We must, after everything, put on the armor of God and stand firm, as Ephesians 6:13 exhorts. We must remember that Christ’s timing is not our timing (2 Peter 3:9), and that “…there is a time and a way for everything, although man’s trouble lies heavy on him” (Ecclesiastes 8:6, “for” omitted). Yet, in the midst of all this standing and persevering, it’s even more important to remember that Christ is a compassionate God who considers His people His friends: “Instead, I have called you friends, for everything that I learned from my Father I have made known to you” (John 15:15b, NIV). Knowing that we are God’s friends allows us to “cast all [our] anxiety on Him, for He cares on us” (1 Peter 5:7, NIV). Truly, these girls do not need to be heavy laden. In Christ, the burdens of their painful past can be lifted. In Christ, they can find true rest.
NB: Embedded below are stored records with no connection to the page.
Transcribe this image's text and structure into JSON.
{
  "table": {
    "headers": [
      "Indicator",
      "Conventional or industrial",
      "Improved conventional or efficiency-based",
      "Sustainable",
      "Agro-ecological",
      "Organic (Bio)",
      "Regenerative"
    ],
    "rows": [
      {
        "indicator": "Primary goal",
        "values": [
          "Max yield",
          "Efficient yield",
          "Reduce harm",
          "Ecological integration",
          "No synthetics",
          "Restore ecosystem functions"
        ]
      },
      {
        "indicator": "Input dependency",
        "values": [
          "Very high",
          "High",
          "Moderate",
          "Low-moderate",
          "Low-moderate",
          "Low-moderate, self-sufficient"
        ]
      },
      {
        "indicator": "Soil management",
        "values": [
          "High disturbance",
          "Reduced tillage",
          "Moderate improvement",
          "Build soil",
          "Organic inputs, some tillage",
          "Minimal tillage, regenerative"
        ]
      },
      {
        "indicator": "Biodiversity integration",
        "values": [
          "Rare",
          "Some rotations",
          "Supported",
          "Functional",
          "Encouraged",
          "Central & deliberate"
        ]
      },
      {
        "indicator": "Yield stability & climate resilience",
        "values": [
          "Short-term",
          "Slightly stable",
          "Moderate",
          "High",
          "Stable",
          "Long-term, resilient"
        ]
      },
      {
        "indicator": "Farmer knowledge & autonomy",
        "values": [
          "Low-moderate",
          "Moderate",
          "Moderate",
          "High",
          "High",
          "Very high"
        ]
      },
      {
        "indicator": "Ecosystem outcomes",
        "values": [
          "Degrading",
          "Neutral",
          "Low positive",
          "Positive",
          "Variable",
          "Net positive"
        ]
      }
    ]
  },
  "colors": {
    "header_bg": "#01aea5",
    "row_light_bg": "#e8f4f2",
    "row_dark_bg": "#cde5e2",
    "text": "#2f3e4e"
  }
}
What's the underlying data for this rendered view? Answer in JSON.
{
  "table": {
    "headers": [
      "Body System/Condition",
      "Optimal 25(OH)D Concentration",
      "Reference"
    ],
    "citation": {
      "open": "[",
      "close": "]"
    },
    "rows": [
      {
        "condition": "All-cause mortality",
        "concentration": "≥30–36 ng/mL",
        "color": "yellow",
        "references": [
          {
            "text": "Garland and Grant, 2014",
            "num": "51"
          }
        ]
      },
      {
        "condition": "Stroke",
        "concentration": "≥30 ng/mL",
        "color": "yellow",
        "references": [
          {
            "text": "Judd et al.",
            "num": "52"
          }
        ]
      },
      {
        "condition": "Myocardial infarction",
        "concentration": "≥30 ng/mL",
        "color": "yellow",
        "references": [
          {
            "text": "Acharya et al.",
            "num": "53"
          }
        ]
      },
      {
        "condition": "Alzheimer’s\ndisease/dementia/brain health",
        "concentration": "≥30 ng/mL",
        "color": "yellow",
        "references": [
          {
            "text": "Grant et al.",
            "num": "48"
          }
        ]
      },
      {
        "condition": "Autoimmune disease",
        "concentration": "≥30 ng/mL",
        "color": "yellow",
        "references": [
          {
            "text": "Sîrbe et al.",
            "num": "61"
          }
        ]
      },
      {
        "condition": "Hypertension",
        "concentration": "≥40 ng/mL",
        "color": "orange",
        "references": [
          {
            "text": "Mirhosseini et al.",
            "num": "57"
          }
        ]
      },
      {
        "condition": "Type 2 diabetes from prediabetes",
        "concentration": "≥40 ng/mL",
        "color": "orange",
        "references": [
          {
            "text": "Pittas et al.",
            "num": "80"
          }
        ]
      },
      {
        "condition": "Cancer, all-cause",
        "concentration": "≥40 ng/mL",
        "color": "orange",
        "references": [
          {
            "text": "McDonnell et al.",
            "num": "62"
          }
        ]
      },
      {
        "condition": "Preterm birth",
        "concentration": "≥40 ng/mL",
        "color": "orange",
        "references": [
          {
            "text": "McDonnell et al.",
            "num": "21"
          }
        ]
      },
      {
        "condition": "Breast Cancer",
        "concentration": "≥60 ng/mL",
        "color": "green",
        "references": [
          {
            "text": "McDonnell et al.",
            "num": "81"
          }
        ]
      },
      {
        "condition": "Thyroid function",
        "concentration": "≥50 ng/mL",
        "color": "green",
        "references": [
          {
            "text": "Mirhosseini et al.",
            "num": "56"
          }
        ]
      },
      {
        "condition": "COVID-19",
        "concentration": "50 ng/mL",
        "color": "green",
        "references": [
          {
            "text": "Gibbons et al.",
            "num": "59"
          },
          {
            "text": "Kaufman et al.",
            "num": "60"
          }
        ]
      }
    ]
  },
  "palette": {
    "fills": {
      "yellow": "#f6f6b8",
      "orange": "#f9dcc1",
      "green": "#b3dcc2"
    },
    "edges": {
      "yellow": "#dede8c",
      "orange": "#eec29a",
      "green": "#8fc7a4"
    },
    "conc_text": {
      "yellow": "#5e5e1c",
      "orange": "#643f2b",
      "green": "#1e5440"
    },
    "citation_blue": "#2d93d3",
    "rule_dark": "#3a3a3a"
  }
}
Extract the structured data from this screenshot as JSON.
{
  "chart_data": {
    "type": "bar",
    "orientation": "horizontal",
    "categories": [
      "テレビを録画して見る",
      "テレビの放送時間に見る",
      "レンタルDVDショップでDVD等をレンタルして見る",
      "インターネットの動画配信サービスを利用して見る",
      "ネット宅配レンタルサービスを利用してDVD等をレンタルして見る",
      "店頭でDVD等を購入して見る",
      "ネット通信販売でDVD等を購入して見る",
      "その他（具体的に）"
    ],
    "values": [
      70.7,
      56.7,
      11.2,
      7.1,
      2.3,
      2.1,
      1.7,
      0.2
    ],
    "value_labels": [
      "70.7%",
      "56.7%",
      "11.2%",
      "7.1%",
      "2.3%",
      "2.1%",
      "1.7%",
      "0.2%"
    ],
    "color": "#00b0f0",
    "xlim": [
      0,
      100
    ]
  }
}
“Come to me, all you who are weary and burdened, and I will give you rest. Take my yoke upon you and learn from me, for I am gentle and humble in heart, and you will find rest for your souls. For my yoke is easy and my burden is light.” (Matthew 11:28-30, NIV)
It is also important to remember that Christ sees their burdens, whether they bring them to Him or not. The same kind of distress these people have experienced was experienced by Israel during their exile in Babylon. Israel was destroyed; their walls were in shambles, and the people were in Babylonian captivity. During such times of loss, it was almost impossible to keep in mind that Christ was for His children, and knew their plight. Yet, these very truths were all affirmed in Isaiah 49:
“Can a mother forget the baby at her breast
and have no compassion on the child she has borne?
Though she may forget,
I will not forget you!
See, I have engraved you on the palms of my hands;
your (ruined) walls are ever before me.” (Isaiah 49:15-16, “ruined” mine)
The girls who are now in physical freedom must be free spiritually, mentally, and emotionally by Christ from the bondage of their past terrifying experiences. They need to know that just like Israel, they have not been forgotten– and that Christ is near to them during such horrible times. These girls need to find rest in the arms of Jesus, both inside and outside captivity. For these reasons, we pray.
Please pray for these beautiful people, that as they continue on in their normal everyday lives, that the Lord would show Himself to them through any and all means, that they may know Him. Pray that as they know Him– and only as they know Him– their minds and hearts would slowly (but quite surely) be healed of the trauma they’ve experienced. Pray that as they continue to seek the Lord, He’d use these horrible experiences for good, as He has promised:
“And we know that in all things God works for the good of those who love him, who have been called according to his purpose.” (Romans 8:28, NIV)
Amongst these things, also pray that the men, women, girls and boys still in captivity would be used to bring their captors to Christ, and would be favorably treated while in captivity. Pray that they’d be out of captivity, and back with their families, soon.
Let the restoration, strengthening, and healing of these beautiful, invaluable hearts and minds begin.